After Sydney Stack and Callum Coleman-Jones were sent home after being involved in an early morning altercation in Surfer's Paradise, Gale admitted the club's brand had been tarnished and they needed to work to restore their supporters' trust.
In the book both Gale and Livingstone empathised with Hardwick's response although they could not allow it to fester.
"Look at his background," Livingstone said. "He’s an accountant, and he looks at the numbers and the statistics and the logic behind it, and he didn’t see things adding up, and he found it frustrating."
Gale, who rejoined the Tigers' hub in September for their relentless ride towards their third premiership in four years, would later tell Hardwick he was coaching magnificently and was in form.
Marshall's book captures Hardwick's influence on the group as he tells stories before each challenge to push the team to greater heights.

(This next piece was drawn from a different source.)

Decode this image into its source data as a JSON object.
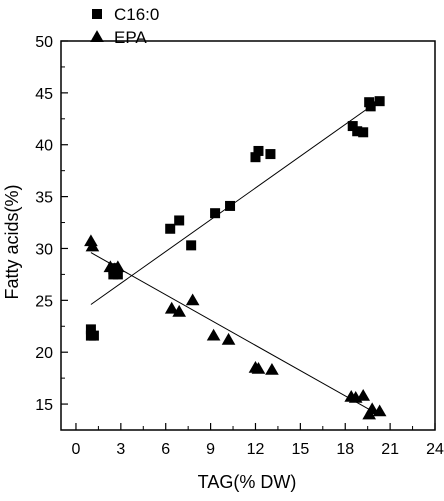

It also reveals that the coach developed a theme for the players before the season began which was, fortuitously, relevant to what eventuated with Hardwick introducing the group to a Finnish concept Sisu, which values grit, resilience and tenacity above all else, a word that helps Finland endure their harsh, unrelenting climate.
It is the third book from Marshall about Richmond with The Age writer also writing Yellow & Black in 2017 and Stronger & Bolder in 2019 when the Tigers also won flags.
Published by Hardie and GrantThe Hard Way: The Story of Richmond's 13th premiership is available in bookshops on December 10.